For instance, traditionally in our culture men are taught to be logical, strong, and silent, and not to express feelings like fear, hurt, and sadness. Women, while taught that feeling is okay, traditionally are not encouraged to exercise their full range of rational or intellectual capacities.
Whatever our history was, we each ended up specializing in certain human qualities, but not others. Some of us excel at verbalizing and reasoning. Some are emotionally expressive. Certain people are hard-driving and assertive. Some are soft and yielding. Some people specialize in a single feeling state – happiness, sadness, fear, or anger. Others seem barely to feel any emotion at all. What do your specialties tend to be?
The card WHOLENESS reminds you that parts of your full potential as a human being are still calling out to be expressed. Take those so-called masculine and feminine qualities. In fact, each of us was born with the potential to express both sets of qualities! Regardless of one’s gender, to be fully human is to be both rational and feeling, active and receptive, hard and soft, practical and intuitive.

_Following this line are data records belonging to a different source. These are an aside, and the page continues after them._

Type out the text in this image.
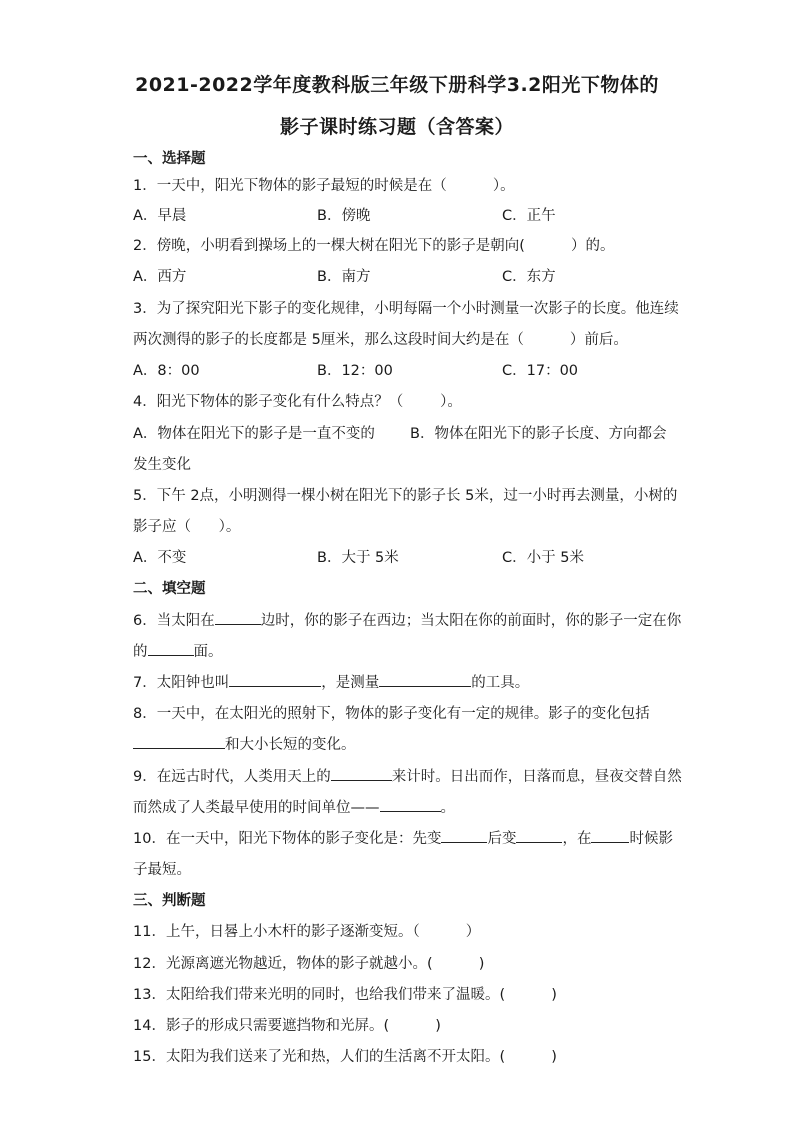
2021-2022学年度教科版三年级下册科学3.2阳光下物体的
影子课时练习题（含答案）
一、选择题
1．一天中，阳光下物体的影子最短的时候是在（          ）。
A．早晨	B．傍晚	C．正午
2．傍晚，小明看到操场上的一棵大树在阳光下的影子是朝向(          ）的。
A．西方	B．南方	C．东方
3．为了探究阳光下影子的变化规律，小明每隔一个小时测量一次影子的长度。他连续
两次测得的影子的长度都是 5厘米，那么这段时间大约是在（          ）前后。
A．8：00	B．12：00	C．17：00
4．阳光下物体的影子变化有什么特点？（        ）。
A．物体在阳光下的影子是一直不变的 B．物体在阳光下的影子长度、方向都会
发生变化
5．下午 2点，小明测得一棵小树在阳光下的影子长 5米，过一小时再去测量，小树的
影子应（      ）。
A．不变	B．大于 5米	C．小于 5米
二、填空题
6．当太阳在	边时，你的影子在西边；当太阳在你的前面时，你的影子一定在你
的	面。
7．太阳钟也叫	，是测量	的工具。
8．一天中，在太阳光的照射下，物体的影子变化有一定的规律。影子的变化包括
和大小长短的变化。
9．在远古时代，人类用天上的	来计时。日出而作，日落而息，昼夜交替自然
而然成了人类最早使用的时间单位——	。
10．在一天中，阳光下物体的影子变化是：先变	后变	，在	时候影
子最短。
三、判断题
11．上午，日晷上小木杆的影子逐渐变短。（          ）
12．光源离遮光物越近，物体的影子就越小。(          )
13．太阳给我们带来光明的同时，也给我们带来了温暖。(          )
14．影子的形成只需要遮挡物和光屏。(          )
15．太阳为我们送来了光和热，人们的生活离不开太阳。(          )
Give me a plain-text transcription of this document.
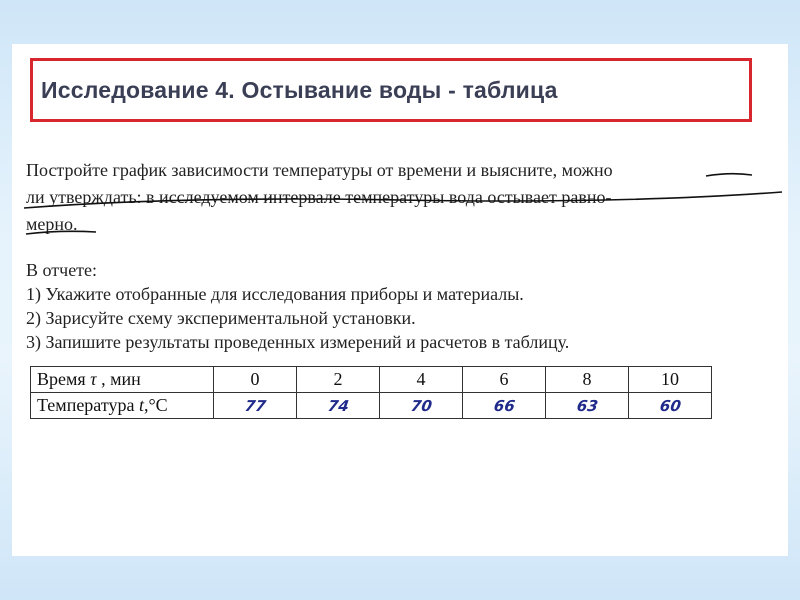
Исследование 4. Остывание воды - таблица
Постройте график зависимости температуры от времени и выясните, можно
ли утверждать: в исследуемом интервале температуры вода остывает равно-
мерно.
В отчете:
1) Укажите отобранные для исследования приборы и материалы.
2) Зарисуйте схему экспериментальной установки.
3) Запишите результаты проведенных измерений и расчетов в таблицу.
Время τ , мин	0	2	4	6	8	10
Температура t,°С	77	74	70	66	63	60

We do not have to give up part of our human heritage just because of past training. The card WHOLENESS invites you to look within, and awaken parts of yourself that may have fallen asleep long ago. No matter how you were trained in childhood, the full human potential remains your birthright!
The primary way you can learn to expand your range is through your relationships. We are all different, and it’s not mere coincidence that one partner so often excels in just those areas where the other seems lacking. Your partner, in how they are different from you, gives you a great opportunity to increase your range of expression – if you open your mind, open your heart, and move beyond the impulse to reject that which is different. You can learn from your partner about qualities that you underexpress. You can then develop your own unique way to express each of those qualities. This is how we learn new ways of being – through others who are different from us.
Of course, it is not necessary to become completely whole before you can have a healthy relationship. But, by dedicating yourself to the path of wholeness and embracing differences, you will deepen your capacity to experience happiness and fulfillment in relating.